Sunset Dunes, the oceanfront park on the former highway, was created following the passage of Proposition K in November 2024. The measure passed easily by a 55-45 tilt, but nearly two-thirds of District 4 voters were against it.
This sparked the recall of District 4 supervisor Joel Engardio, who championed Prop. K. In September 2025, a nearly identical ratio of District 4 voters opted to recall Engardio.
Wong called supporters and opponents of Sunset Dunes and let them know his decision before his announcement. He said he spent three weeks meeting with Sunset residents “across the political spectrum.”
One key person did not receive a call.
Connie Chan, the District 1 supervisor who first floated the idea of the ballot measure to bring cars back, had not heard from Wong’s office about his support before the announcement, according to her office.
“Supervisor Chan still supports the compromise,” said Robyn Burke, Chan’s legislative aide. “But we were not made aware of what Supervisor Wong’s proposals were and haven’t been reached out to.”
The likely doomed measure will facilitate Chan’s hopes for higher office: Chan is running for Congress in 2026 to take Pelosi’s seat, and that race and the Great Highway initiative would be on the same ballot. If the measure were to bring out Westside Chinese voters to the booths, Chan’s campaign would benefit.

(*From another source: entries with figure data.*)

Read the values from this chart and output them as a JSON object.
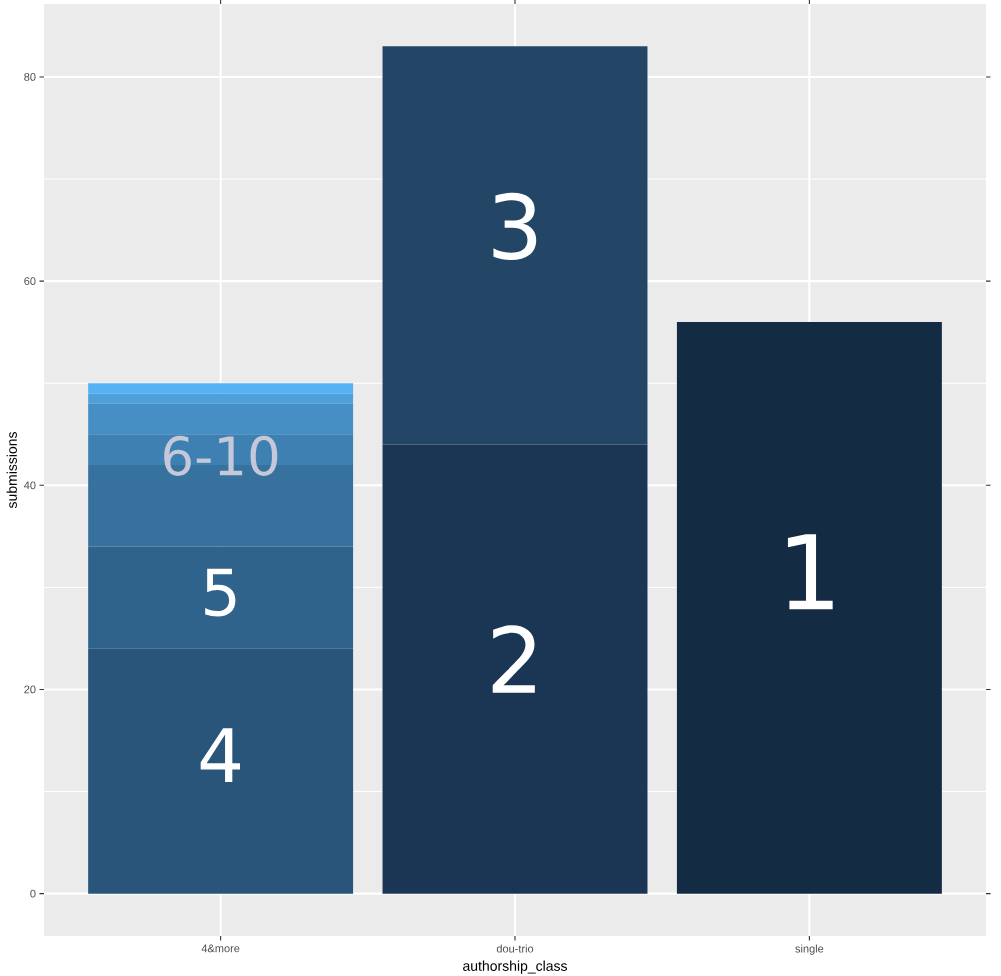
{
  "chart_data": {
    "type": "bar",
    "stacked": true,
    "xlabel": "authorship_class",
    "ylabel": "submissions",
    "categories": [
      "4&more",
      "dou-trio",
      "single"
    ],
    "series": [
      {
        "color": "#132B43",
        "values": [
          null,
          null,
          56
        ]
      },
      {
        "color": "#1B3655",
        "values": [
          null,
          44,
          null
        ]
      },
      {
        "color": "#234667",
        "values": [
          null,
          39,
          null
        ]
      },
      {
        "color": "#285579",
        "values": [
          24,
          null,
          null
        ]
      },
      {
        "color": "#30638C",
        "values": [
          10,
          null,
          null
        ]
      },
      {
        "color": "#37719E",
        "values": [
          8,
          null,
          null
        ]
      },
      {
        "color": "#3E80B1",
        "values": [
          3,
          null,
          null
        ]
      },
      {
        "color": "#458FC4",
        "values": [
          3,
          null,
          null
        ]
      },
      {
        "color": "#4DA0DA",
        "values": [
          1,
          null,
          null
        ]
      },
      {
        "color": "#56B1F7",
        "values": [
          1,
          null,
          null
        ]
      }
    ],
    "ylim": [
      -4.15,
      87.15
    ],
    "yticks": [
      0,
      20,
      40,
      60,
      80
    ],
    "grid": true,
    "annotations": [
      "4",
      "5",
      "6-10",
      "2",
      "3",
      "1"
    ]
  }
}
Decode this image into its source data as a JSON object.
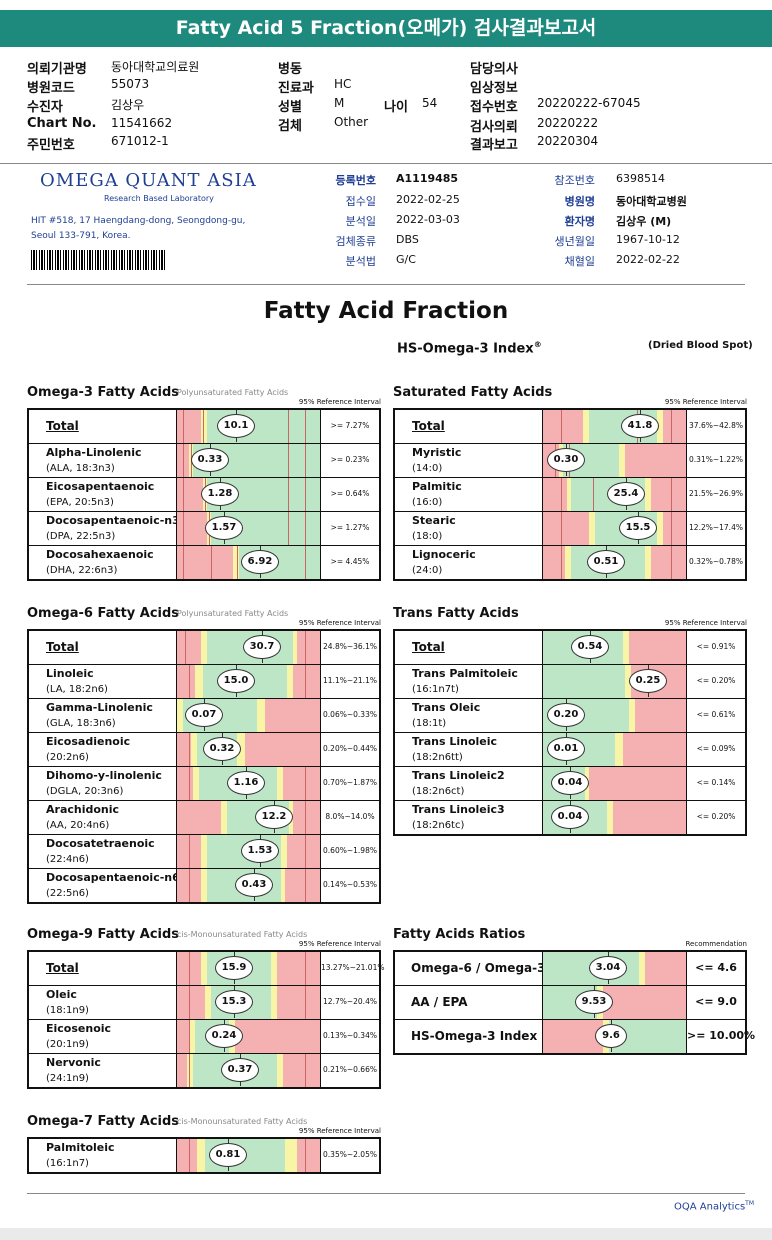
{
  "header": {
    "title": "Fatty Acid 5 Fraction(오메가) 검사결과보고서",
    "fields": [
      {
        "label": "의뢰기관명",
        "value": "동아대학교의료원"
      },
      {
        "label": "병원코드",
        "value": "55073"
      },
      {
        "label": "수진자",
        "value": "김상우"
      },
      {
        "label": "Chart No.",
        "value": "11541662"
      },
      {
        "label": "주민번호",
        "value": "671012-1"
      },
      {
        "label": "병동",
        "value": ""
      },
      {
        "label": "진료과",
        "value": "HC"
      },
      {
        "label": "성별",
        "value": "M"
      },
      {
        "label": "검체",
        "value": "Other"
      },
      {
        "label": "나이",
        "value": "54"
      },
      {
        "label": "담당의사",
        "value": ""
      },
      {
        "label": "임상정보",
        "value": ""
      },
      {
        "label": "접수번호",
        "value": "20220222-67045"
      },
      {
        "label": "검사의뢰",
        "value": "20220222"
      },
      {
        "label": "결과보고",
        "value": "20220304"
      }
    ]
  },
  "lab": {
    "logo": "OMEGA QUANT ASIA",
    "logo_sub": "Research Based Laboratory",
    "address_line1": "HIT #518, 17 Haengdang-dong, Seongdong-gu,",
    "address_line2": "Seoul 133-791, Korea.",
    "meta": [
      {
        "label": "등록번호",
        "value": "A1119485"
      },
      {
        "label": "접수일",
        "value": "2022-02-25"
      },
      {
        "label": "분석일",
        "value": "2022-03-03"
      },
      {
        "label": "검체종류",
        "value": "DBS"
      },
      {
        "label": "분석법",
        "value": "G/C"
      },
      {
        "label": "참조번호",
        "value": "6398514"
      },
      {
        "label": "병원명",
        "value": "동아대학교병원"
      },
      {
        "label": "환자명",
        "value": "김상우 (M)"
      },
      {
        "label": "생년월일",
        "value": "1967-10-12"
      },
      {
        "label": "채혈일",
        "value": "2022-02-22"
      }
    ]
  },
  "report": {
    "title": "Fatty Acid Fraction",
    "index_label": "HS-Omega-3 Index",
    "index_sup": "®",
    "sample_type": "(Dried Blood Spot)"
  },
  "colors": {
    "red": "#f5b1b1",
    "green": "#bde6c7",
    "yellow": "#f8f6a6",
    "header": "#1d8a7d",
    "accent": "#1f3f94"
  },
  "sections": [
    {
      "title": "Omega-3 Fatty Acids",
      "subtitle": "Polyunsaturated Fatty Acids",
      "ref_header": "95% Reference Interval",
      "rows": [
        {
          "total": true,
          "name": "Total",
          "value": "10.1",
          "ref": ">= 7.27%"
        },
        {
          "name": "Alpha-Linolenic",
          "abbr": "(ALA, 18:3n3)",
          "value": "0.33",
          "ref": ">= 0.23%"
        },
        {
          "name": "Eicosapentaenoic",
          "abbr": "(EPA, 20:5n3)",
          "value": "1.28",
          "ref": ">= 0.64%"
        },
        {
          "name": "Docosapentaenoic-n3",
          "abbr": "(DPA, 22:5n3)",
          "value": "1.57",
          "ref": ">= 1.27%"
        },
        {
          "name": "Docosahexaenoic",
          "abbr": "(DHA, 22:6n3)",
          "value": "6.92",
          "ref": ">= 4.45%"
        }
      ]
    },
    {
      "title": "Saturated Fatty Acids",
      "ref_header": "95% Reference Interval",
      "rows": [
        {
          "total": true,
          "name": "Total",
          "value": "41.8",
          "ref": "37.6%~42.8%"
        },
        {
          "name": "Myristic",
          "abbr": "(14:0)",
          "value": "0.30",
          "ref": "0.31%~1.22%"
        },
        {
          "name": "Palmitic",
          "abbr": "(16:0)",
          "value": "25.4",
          "ref": "21.5%~26.9%"
        },
        {
          "name": "Stearic",
          "abbr": "(18:0)",
          "value": "15.5",
          "ref": "12.2%~17.4%"
        },
        {
          "name": "Lignoceric",
          "abbr": "(24:0)",
          "value": "0.51",
          "ref": "0.32%~0.78%"
        }
      ]
    },
    {
      "title": "Omega-6 Fatty Acids",
      "subtitle": "Polyunsaturated Fatty Acids",
      "ref_header": "95% Reference Interval",
      "rows": [
        {
          "total": true,
          "name": "Total",
          "value": "30.7",
          "ref": "24.8%~36.1%"
        },
        {
          "name": "Linoleic",
          "abbr": "(LA, 18:2n6)",
          "value": "15.0",
          "ref": "11.1%~21.1%"
        },
        {
          "name": "Gamma-Linolenic",
          "abbr": "(GLA, 18:3n6)",
          "value": "0.07",
          "ref": "0.06%~0.33%"
        },
        {
          "name": "Eicosadienoic",
          "abbr": "(20:2n6)",
          "value": "0.32",
          "ref": "0.20%~0.44%"
        },
        {
          "name": "Dihomo-y-linolenic",
          "abbr": "(DGLA, 20:3n6)",
          "value": "1.16",
          "ref": "0.70%~1.87%"
        },
        {
          "name": "Arachidonic",
          "abbr": "(AA, 20:4n6)",
          "value": "12.2",
          "ref": "8.0%~14.0%"
        },
        {
          "name": "Docosatetraenoic",
          "abbr": "(22:4n6)",
          "value": "1.53",
          "ref": "0.60%~1.98%"
        },
        {
          "name": "Docosapentaenoic-n6",
          "abbr": "(22:5n6)",
          "value": "0.43",
          "ref": "0.14%~0.53%"
        }
      ]
    },
    {
      "title": "Trans Fatty Acids",
      "ref_header": "95% Reference Interval",
      "rows": [
        {
          "total": true,
          "name": "Total",
          "value": "0.54",
          "ref": "<= 0.91%"
        },
        {
          "name": "Trans Palmitoleic",
          "abbr": "(16:1n7t)",
          "value": "0.25",
          "ref": "<= 0.20%"
        },
        {
          "name": "Trans Oleic",
          "abbr": "(18:1t)",
          "value": "0.20",
          "ref": "<= 0.61%"
        },
        {
          "name": "Trans Linoleic",
          "abbr": "(18:2n6tt)",
          "value": "0.01",
          "ref": "<= 0.09%"
        },
        {
          "name": "Trans Linoleic2",
          "abbr": "(18:2n6ct)",
          "value": "0.04",
          "ref": "<= 0.14%"
        },
        {
          "name": "Trans Linoleic3",
          "abbr": "(18:2n6tc)",
          "value": "0.04",
          "ref": "<= 0.20%"
        }
      ]
    },
    {
      "title": "Omega-9 Fatty Acids",
      "subtitle": "cis-Monounsaturated Fatty Acids",
      "ref_header": "95% Reference Interval",
      "rows": [
        {
          "total": true,
          "name": "Total",
          "value": "15.9",
          "ref": "13.27%~21.01%"
        },
        {
          "name": "Oleic",
          "abbr": "(18:1n9)",
          "value": "15.3",
          "ref": "12.7%~20.4%"
        },
        {
          "name": "Eicosenoic",
          "abbr": "(20:1n9)",
          "value": "0.24",
          "ref": "0.13%~0.34%"
        },
        {
          "name": "Nervonic",
          "abbr": "(24:1n9)",
          "value": "0.37",
          "ref": "0.21%~0.66%"
        }
      ]
    },
    {
      "title": "Fatty Acids Ratios",
      "ref_header": "Recommendation",
      "rows": [
        {
          "ratio": true,
          "name": "Omega-6 / Omega-3",
          "value": "3.04",
          "ref": "<= 4.6"
        },
        {
          "ratio": true,
          "name": "AA / EPA",
          "value": "9.53",
          "ref": "<= 9.0"
        },
        {
          "ratio": true,
          "name": "HS-Omega-3 Index",
          "value": "9.6",
          "ref": ">= 10.00%"
        }
      ]
    },
    {
      "title": "Omega-7 Fatty Acids",
      "subtitle": "cis-Monounsaturated Fatty Acids",
      "ref_header": "95% Reference Interval",
      "rows": [
        {
          "name": "Palmitoleic",
          "abbr": "(16:1n7)",
          "value": "0.81",
          "ref": "0.35%~2.05%"
        }
      ]
    }
  ],
  "footer": {
    "brand": "OQA Analytics",
    "tm": "TM"
  }
}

At the same time, the labor interests backing Chan are cool on a Great Highway measure, as they feel it will bring out voters who could likely be hostile to the CEO tax and other labor-backed revenue measures.
Lucas Lux, president of Friends of Sunset Dunes and an opponent of the measure, got the call on Friday morning that Wong plans to support the ballot initiative, Lux said.
Before Wong was appointed, he told Lux that he would host neighborhood forums to inform his decision. But then Wong “said on the phone that his office didn’t have capacity to organize an open process itself,” Lux said.
“We are deeply disappointed with Supervisor Wong,” Lux wrote in a statement. “We believed that he was serious when he said he wanted to help restore trust after a divisive few years in the Sunset. Instead, he’s doing the opposite: claiming he’d listen to constituents while actively turning his back on them.”
A town hall on the future of Sunset Dunes, organized by the pro-park nonprofit, was slated to take place on Jan. 7. Over 200 people have registered to attend, according to the Friends of Sunset Dunes.
The nonprofit said it will “do everything we can to protect the park we love.”
Wong had discussed the Great Highway in private meetings with people including Lux, Vin Budhai, one of the plaintiffs of a lawsuit that claims that its closure was unlawful and at a public meeting organized by the political group ConnectedSF.
Budhai, who called Wong the day before his appointment and met with him again two weeks ago, caught him up to speed on the Great Highway lawsuit, which is slated to have a hearing in early January.
“I commend him for listening to everyone,” Budhai said. “He met people from both sides. He did the right thing.”